最初は相手が「はい」と言いやすい小さな質問から始めましょう。

たとえば商談であれば「現状に課題はありますか?」「改善したい部分はありますか?」

というYESを引き出す質問から入ると、話が進みやすくなります。

人を変える9原則【一覧と解説】

最後のパートは「人を変える9原則」です。

部下育成・子育て・指導など、人の行動を促したい場面で活きる原則が並んでいます。

原則内容
原則1まずほめる
原則2遠回しに注意を与える
原則3自分の過ちを話す
原則4命令をしない
原則5顔をつぶさない
原則6わずかなことでもほめる
原則7期待をかける
原則8激励する
原則9喜んで協力させる

この9原則の前提にあるもの

カーネギーはこの章の締めくくりにこう書いています。

重ねて言う、本書の原則は、それが心の底から出る場合によって効果を上げる。小手先の社交術を説いているのではない。新しい人生のあり方を述べているのである。

読んでいると「これはできそうだ」と感じます。

でもいざ実践しようとすると、「心の底から」という部分がとても難しい。

テクニックとして使っても、相手には伝わってしまうのです。

本書が求めているのは小手先の術ではなく、誠実であろうとする姿勢そのものです。

『人を動かす』を読んで気づいたこと【体験談】

年間200冊以上を読んできた私ですが、この本は年に一度は読み返します。

その理由は「読むたびに新たな発見がある」からです。

初めて読んだときは「今後は間違っていても訂正しないことにしよう」と思いました。

2回目に読んだときは「聞き手にまわる」の意味を完全に誤解していたことに気づきました。

本書の原則は読んだだけでは身につきません。

日常の中で実践し、失敗し、また読み返す。その繰り返しで少しずつ身についていきます。

私がいま意識していることはシンプルです。

  • 批判する前に「相手の立場だったら?」と一度立ち止まること
  • 相手が話しているとき、自分の返答を考えるのをやめること
  • 相手の関心のありかを探ること

どれも当たり前に聞こえます。
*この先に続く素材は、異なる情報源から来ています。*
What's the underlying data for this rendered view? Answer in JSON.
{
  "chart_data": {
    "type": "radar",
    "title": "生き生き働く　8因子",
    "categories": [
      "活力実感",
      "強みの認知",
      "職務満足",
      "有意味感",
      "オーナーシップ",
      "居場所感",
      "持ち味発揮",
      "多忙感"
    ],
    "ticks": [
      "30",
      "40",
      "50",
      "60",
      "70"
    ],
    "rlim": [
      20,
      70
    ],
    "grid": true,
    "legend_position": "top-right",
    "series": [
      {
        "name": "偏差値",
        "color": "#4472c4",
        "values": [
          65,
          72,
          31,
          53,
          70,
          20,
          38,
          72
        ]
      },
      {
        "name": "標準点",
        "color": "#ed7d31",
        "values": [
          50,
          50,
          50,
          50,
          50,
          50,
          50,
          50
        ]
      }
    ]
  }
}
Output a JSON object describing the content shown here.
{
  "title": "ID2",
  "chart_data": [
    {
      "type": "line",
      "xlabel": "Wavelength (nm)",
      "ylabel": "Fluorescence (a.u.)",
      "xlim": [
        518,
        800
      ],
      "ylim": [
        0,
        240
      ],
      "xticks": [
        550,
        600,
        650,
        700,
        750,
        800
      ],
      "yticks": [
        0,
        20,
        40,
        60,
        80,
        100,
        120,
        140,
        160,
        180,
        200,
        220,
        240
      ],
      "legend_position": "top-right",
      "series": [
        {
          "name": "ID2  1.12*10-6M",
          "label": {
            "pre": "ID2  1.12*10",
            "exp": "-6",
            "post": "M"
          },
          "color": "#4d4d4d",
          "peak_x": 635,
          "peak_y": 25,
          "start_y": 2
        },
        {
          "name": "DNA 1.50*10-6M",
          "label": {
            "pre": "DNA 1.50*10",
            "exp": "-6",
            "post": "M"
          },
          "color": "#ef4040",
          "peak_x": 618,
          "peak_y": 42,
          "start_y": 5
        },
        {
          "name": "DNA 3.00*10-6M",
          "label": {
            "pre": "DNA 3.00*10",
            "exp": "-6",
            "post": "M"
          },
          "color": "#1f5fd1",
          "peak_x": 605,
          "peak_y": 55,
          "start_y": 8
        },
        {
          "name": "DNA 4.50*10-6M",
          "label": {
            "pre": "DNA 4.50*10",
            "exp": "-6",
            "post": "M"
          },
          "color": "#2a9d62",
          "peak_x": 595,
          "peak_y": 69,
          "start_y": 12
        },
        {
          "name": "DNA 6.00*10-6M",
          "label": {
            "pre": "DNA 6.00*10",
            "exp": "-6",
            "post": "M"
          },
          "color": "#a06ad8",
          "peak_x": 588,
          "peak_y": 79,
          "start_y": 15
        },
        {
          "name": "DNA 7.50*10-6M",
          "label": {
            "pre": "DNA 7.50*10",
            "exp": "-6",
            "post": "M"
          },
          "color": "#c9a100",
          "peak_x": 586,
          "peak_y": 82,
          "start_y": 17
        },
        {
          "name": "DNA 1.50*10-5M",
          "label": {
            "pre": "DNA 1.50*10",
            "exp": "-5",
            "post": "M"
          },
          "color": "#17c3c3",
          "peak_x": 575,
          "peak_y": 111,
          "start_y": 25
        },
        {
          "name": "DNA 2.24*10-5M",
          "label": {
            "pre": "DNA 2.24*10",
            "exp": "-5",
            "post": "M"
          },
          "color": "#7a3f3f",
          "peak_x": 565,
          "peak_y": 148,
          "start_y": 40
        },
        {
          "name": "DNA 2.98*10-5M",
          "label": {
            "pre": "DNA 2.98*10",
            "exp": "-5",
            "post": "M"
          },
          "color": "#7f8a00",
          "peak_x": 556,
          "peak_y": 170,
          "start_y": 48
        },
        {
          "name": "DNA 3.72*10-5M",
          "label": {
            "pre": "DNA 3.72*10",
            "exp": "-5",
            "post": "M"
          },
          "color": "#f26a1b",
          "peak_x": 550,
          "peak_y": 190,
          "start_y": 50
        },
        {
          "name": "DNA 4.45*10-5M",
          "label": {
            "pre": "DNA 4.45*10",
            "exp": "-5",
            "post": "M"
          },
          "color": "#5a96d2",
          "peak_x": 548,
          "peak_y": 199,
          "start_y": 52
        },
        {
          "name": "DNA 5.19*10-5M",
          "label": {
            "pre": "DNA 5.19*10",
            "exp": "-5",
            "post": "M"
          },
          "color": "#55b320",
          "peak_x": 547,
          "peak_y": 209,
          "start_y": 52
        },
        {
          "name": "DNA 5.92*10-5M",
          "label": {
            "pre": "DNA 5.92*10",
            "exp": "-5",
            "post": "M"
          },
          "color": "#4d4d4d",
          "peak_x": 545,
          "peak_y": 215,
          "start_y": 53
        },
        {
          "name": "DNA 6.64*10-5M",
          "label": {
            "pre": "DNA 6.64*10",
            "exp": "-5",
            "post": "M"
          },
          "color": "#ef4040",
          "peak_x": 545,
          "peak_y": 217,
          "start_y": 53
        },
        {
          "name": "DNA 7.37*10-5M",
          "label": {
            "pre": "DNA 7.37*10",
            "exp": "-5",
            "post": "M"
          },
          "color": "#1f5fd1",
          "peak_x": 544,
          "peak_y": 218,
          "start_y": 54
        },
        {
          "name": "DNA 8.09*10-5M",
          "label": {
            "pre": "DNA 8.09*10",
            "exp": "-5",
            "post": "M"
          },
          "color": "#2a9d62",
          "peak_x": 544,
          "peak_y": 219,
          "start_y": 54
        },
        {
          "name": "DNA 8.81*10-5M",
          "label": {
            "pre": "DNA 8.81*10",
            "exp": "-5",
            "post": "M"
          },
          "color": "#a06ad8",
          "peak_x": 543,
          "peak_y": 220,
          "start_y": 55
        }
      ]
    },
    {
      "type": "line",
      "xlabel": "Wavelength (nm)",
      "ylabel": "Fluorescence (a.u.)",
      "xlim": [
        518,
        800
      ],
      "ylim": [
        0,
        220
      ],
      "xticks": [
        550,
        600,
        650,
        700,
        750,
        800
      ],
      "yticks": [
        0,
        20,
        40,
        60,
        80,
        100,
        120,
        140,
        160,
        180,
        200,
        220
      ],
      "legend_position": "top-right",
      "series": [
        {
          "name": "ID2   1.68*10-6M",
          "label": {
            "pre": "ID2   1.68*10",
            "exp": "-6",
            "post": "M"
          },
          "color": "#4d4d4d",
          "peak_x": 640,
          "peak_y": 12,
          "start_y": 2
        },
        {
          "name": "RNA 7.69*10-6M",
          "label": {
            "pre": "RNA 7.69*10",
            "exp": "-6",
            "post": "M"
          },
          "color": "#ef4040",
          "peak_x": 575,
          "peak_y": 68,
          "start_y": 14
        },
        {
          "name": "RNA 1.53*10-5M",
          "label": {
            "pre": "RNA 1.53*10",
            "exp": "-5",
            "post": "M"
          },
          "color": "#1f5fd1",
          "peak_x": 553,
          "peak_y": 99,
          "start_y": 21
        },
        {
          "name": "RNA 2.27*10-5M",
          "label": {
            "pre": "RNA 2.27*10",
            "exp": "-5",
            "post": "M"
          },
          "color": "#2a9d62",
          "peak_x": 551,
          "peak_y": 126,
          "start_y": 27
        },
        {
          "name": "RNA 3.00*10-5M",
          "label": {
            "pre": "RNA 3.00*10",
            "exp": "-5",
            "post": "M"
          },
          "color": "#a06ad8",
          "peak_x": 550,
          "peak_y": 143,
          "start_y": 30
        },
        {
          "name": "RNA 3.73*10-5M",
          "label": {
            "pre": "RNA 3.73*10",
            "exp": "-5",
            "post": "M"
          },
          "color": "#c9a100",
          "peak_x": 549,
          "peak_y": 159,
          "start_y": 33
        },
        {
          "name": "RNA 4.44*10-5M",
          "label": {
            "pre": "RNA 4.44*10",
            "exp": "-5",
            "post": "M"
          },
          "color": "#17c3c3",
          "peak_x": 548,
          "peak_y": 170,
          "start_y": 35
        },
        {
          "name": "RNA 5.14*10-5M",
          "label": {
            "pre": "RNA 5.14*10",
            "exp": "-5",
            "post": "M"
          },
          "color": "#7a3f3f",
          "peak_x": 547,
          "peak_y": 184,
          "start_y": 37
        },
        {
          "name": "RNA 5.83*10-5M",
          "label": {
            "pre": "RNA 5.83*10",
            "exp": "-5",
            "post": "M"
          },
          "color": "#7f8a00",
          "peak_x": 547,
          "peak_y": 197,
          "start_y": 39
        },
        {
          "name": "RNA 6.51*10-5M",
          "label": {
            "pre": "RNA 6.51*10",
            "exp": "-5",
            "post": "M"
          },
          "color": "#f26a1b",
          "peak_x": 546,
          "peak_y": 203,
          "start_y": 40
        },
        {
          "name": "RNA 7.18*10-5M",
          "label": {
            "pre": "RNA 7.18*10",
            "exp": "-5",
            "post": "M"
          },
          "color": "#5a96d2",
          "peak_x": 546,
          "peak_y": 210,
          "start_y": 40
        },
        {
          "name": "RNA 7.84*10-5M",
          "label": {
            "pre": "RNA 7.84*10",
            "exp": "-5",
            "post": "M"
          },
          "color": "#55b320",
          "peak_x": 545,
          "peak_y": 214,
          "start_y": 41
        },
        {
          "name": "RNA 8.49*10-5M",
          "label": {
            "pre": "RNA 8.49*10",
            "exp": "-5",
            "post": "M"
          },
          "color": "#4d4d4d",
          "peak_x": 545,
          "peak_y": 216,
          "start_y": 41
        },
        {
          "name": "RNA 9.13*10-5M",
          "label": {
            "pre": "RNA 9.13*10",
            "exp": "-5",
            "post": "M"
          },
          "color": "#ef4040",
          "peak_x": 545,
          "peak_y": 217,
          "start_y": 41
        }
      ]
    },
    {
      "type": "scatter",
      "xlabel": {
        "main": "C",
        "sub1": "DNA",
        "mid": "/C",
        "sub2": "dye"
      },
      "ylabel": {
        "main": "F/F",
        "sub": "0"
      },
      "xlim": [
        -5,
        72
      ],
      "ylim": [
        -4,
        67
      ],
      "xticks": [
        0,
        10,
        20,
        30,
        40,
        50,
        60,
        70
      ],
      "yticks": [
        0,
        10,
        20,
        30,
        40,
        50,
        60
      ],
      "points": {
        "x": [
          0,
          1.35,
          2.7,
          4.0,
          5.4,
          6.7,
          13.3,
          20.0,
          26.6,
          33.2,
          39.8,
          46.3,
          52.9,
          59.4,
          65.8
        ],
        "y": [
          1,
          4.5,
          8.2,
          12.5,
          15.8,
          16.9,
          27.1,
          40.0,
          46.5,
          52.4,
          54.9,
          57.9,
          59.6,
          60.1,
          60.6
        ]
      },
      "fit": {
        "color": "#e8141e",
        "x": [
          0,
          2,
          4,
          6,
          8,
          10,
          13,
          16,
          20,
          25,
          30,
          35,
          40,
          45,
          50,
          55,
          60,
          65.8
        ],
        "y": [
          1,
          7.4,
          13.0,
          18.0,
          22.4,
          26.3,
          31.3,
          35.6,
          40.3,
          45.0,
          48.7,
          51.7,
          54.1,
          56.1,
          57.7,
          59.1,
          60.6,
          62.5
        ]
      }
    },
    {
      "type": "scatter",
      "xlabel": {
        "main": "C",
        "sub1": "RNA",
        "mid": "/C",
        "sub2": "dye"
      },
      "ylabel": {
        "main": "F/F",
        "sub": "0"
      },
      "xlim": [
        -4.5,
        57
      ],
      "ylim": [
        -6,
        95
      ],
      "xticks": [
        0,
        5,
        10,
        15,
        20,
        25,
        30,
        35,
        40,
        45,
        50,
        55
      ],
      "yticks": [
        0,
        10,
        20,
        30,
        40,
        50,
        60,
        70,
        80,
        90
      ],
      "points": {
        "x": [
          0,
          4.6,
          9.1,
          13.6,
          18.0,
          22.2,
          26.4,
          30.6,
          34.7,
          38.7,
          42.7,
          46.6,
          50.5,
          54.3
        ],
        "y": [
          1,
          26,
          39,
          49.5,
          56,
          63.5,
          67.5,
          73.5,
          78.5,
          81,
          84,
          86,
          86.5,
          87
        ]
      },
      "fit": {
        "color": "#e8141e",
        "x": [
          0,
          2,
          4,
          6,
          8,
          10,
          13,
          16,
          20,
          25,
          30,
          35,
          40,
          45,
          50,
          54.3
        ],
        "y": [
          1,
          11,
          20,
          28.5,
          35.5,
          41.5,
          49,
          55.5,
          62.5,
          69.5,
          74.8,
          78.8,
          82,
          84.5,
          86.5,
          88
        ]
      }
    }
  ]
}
でも継続するのは難しい。

だからこそ何度でも本書に戻る価値があります。

こんな人におすすめ・注意点

こんな人に特におすすめ

  • 職場の人間関係で悩んでいる人
  • 部下や後輩の指導に難しさを感じているリーダー
  • 営業や交渉でなかなか相手に動いてもらえない人
  • 子どもへの接し方を見直したい親
  • コミュニケーションの「根本」から学び直したい人

注意点:30原則を一気に実践しようとしない

本書には30の原則があります。

いきなりすべてを意識しようとすると、頭がパンクします。

おすすめの読み方はシンプルです。

  1. まず本書を通読する
  2. 「これは今の自分に刺さる」と感じた原則を1つだけ選ぶ
  3. その1つを1週間、意識して実践してみる
  4. 慣れてきたら次の原則に移る

小さく始めることが、長く続けるコツです。

関連書籍

七つの習慣

『人を動かす』と同じように、自身の人間性から人間関係を考える歴史的名著です。

まだ読んだことがない人は、一度は読んだ方がいいと思います。

こちらの記事では、自己啓発本・ビジネス書を紹介しています。

年間200冊読む読書家が厳選|人生を変えた自己啓発本・ビジネス書おすすめ

まとめ:『人を動かす』要約と今日からできる1アクション

最後に、本書の30原則を4つのパートでまとめます。

人を動かす3原則

  • 批判も非難もしない・苦情も言わない
  • 率直で誠実な評価を与える(心からの感謝を伝える)
  • 強い欲求を起こさせる(相手の立場に立つ)

人に好かれる6原則

  • 誠実な関心を寄せる
  • 笑顔を忘れない
  • 名前を覚える
  • 聞き手にまわる(相手が話したくなるよう促す)
  • 関心のありかを見抜く
  • 心からほめる

人を説得する12原則

  • 議論を避ける
  • 誤りを指摘しない
  • 誤りを認める
  • 穏やかに話す
  • イエスと答えられる問題を選ぶ
  • しゃべらせる
  • 思いつかせる
  • 人の身になる
  • 同情を寄せる
  • 美しい心情に呼びかける
  • 演出を考える
  • 対抗意識を刺激する

人を変える9原則

  • まずほめる
  • 遠回しに注意を与える
  • 自分の過ちを話す
  • 命令をしない
  • 顔をつぶさない
  • わずかなことでもほめる
  • 期待をかける
  • 激励する
  • 喜んで協力させる

『人を動かす』は、人間関係のテクニック本ではありません。

「相手を尊重し、誠実に向き合う」という生き方の本です。

今回は仕方なく省きましたが、本書のエピソードは要約では伝わらない様々な気づきを与えてくれます。

ぜひ、実際に手に取って読んでみて欲しいと思います。